To complete this tutorial, you will need a cursory knowledge of the Structured Query Language (SQL). The tutorial will walk you through each SQL command, but it will be helpful if you’ve seen SQL before.

To start, install TimescaleDB. Once your installation is complete, we can proceed to ingesting or creating sample data and finishing the tutorial.

1. Download and Load Data

Let’s start by downloading the data.

This dataset contains two files:

  1. nyc_data_contagg.sql - A SQL file that will set up the necessary tables for the continuous aggregates tutorial.
  2. nyc_data_rides.csv - A CSV file with the ride data.

First, create a database, e.g., nyc_data with the extension:

  1. CREATE DATABASE nyc_data;
  2. \c nyc_data
  3. CREATE EXTENSION IF NOT EXISTS timescaledb CASCADE;

Next, download the file from the below link:

nyc_data.tar.gzContinuous aggregates - 图1

Then, follow these steps:

  1. # (1) unzip the archive
  2. tar -xvzf nyc_data.tar.gz
  3. # (2) import the table schemas
  4. psql -U postgres -d nyc_data -h localhost < nyc_data_contagg.sql
  5. # (3) import data
  6. psql -U postgres -d nyc_data -h localhost -c "\COPY rides FROM nyc_data_rides.csv CSV"

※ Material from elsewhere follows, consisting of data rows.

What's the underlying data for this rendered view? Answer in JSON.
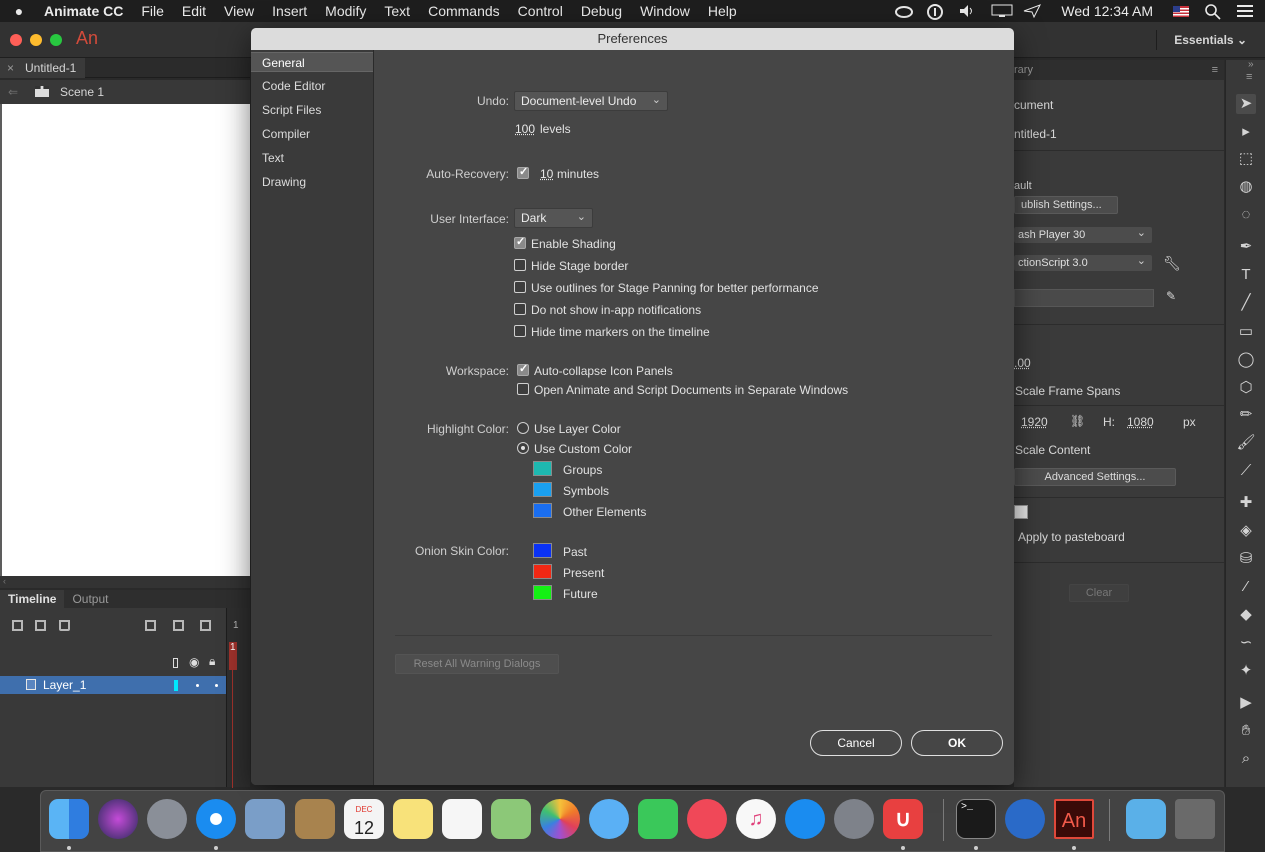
{
  "menubar": {
    "app": "Animate CC",
    "items": [
      "File",
      "Edit",
      "View",
      "Insert",
      "Modify",
      "Text",
      "Commands",
      "Control",
      "Debug",
      "Window",
      "Help"
    ],
    "clock": "Wed 12:34 AM"
  },
  "app": {
    "logo": "An",
    "workspace": "Essentials",
    "doc_tab": "Untitled-1",
    "scene": "Scene 1"
  },
  "timeline": {
    "tabs": [
      "Timeline",
      "Output"
    ],
    "layer": "Layer_1",
    "frame_number": "1"
  },
  "properties": {
    "tab_partial": "rary",
    "doc_type": "cument",
    "doc_name": "ntitled-1",
    "profile_label": "ault",
    "publish_button": "ublish Settings...",
    "target": "ash Player 30",
    "script": "ctionScript 3.0",
    "fps": ".00",
    "scale_frame_spans": "Scale Frame Spans",
    "width": "1920",
    "height_label": "H:",
    "height": "1080",
    "unit": "px",
    "scale_content": "Scale Content",
    "advanced_button": "Advanced Settings...",
    "apply_pasteboard": "Apply to pasteboard",
    "clear_button": "Clear"
  },
  "dialog": {
    "title": "Preferences",
    "categories": [
      "General",
      "Code Editor",
      "Script Files",
      "Compiler",
      "Text",
      "Drawing"
    ],
    "active_category": "General",
    "undo": {
      "label": "Undo:",
      "value": "Document-level Undo",
      "levels_value": "100",
      "levels_unit": "levels"
    },
    "auto_recovery": {
      "label": "Auto-Recovery:",
      "checked": true,
      "value": "10",
      "unit": "minutes"
    },
    "user_interface": {
      "label": "User Interface:",
      "value": "Dark",
      "options": [
        {
          "label": "Enable Shading",
          "checked": true
        },
        {
          "label": "Hide Stage border",
          "checked": false
        },
        {
          "label": "Use outlines for Stage Panning for better performance",
          "checked": false
        },
        {
          "label": "Do not show in-app notifications",
          "checked": false
        },
        {
          "label": "Hide time markers on the timeline",
          "checked": false
        }
      ]
    },
    "workspace": {
      "label": "Workspace:",
      "options": [
        {
          "label": "Auto-collapse Icon Panels",
          "checked": true
        },
        {
          "label": "Open Animate and Script Documents in Separate Windows",
          "checked": false
        }
      ]
    },
    "highlight_color": {
      "label": "Highlight Color:",
      "radios": [
        {
          "label": "Use Layer Color",
          "selected": false
        },
        {
          "label": "Use Custom Color",
          "selected": true
        }
      ],
      "swatches": [
        {
          "label": "Groups",
          "color": "#1eb8b0"
        },
        {
          "label": "Symbols",
          "color": "#1aa0f0"
        },
        {
          "label": "Other Elements",
          "color": "#1a6ef0"
        }
      ]
    },
    "onion_skin": {
      "label": "Onion Skin Color:",
      "swatches": [
        {
          "label": "Past",
          "color": "#0a32f5"
        },
        {
          "label": "Present",
          "color": "#f02814"
        },
        {
          "label": "Future",
          "color": "#14f014"
        }
      ]
    },
    "reset_button": "Reset All Warning Dialogs",
    "cancel_button": "Cancel",
    "ok_button": "OK"
  },
  "dock": {
    "icons": [
      "finder-icon",
      "siri-icon",
      "launchpad-icon",
      "safari-icon",
      "mail-icon",
      "contacts-icon",
      "calendar-icon",
      "notes-icon",
      "reminders-icon",
      "maps-icon",
      "photos-icon",
      "messages-icon",
      "facetime-icon",
      "news-icon",
      "itunes-icon",
      "app-store-icon",
      "system-preferences-icon",
      "magnet-icon",
      "terminal-icon",
      "1password-icon",
      "animate-icon",
      "folder-icon",
      "trash-icon"
    ],
    "calendar_month": "DEC",
    "calendar_day": "12",
    "animate_label": "An"
  }
}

The data is now ready for you to use.

  1. # To access your database
  2. psql -U postgres -h localhost -d nyc_data

2. Create a continuous aggregate query

Let us assume we use the following query frequently to calculate hourly ride statistics.

  1. SELECT vendor_id, time_bucket('1h', pickup_datetime) as day,
  2. count(*) total_rides,
  3. avg(fare_amount) avg_fare,
  4. max(trip_distance) as max_trip_distance,
  5. min(trip_distance) as min_trip_distance
  6. FROM rides
  7. GROUP BY vendor_id, time_bucket('1h', pickup_datetime);

Every time the query is run, the database recomputes the results for the query by scanning the entire table. With continuous aggregates, we have a way of telling TimescaleDB to cache the results and update them when the underlying data in the rides table is modified.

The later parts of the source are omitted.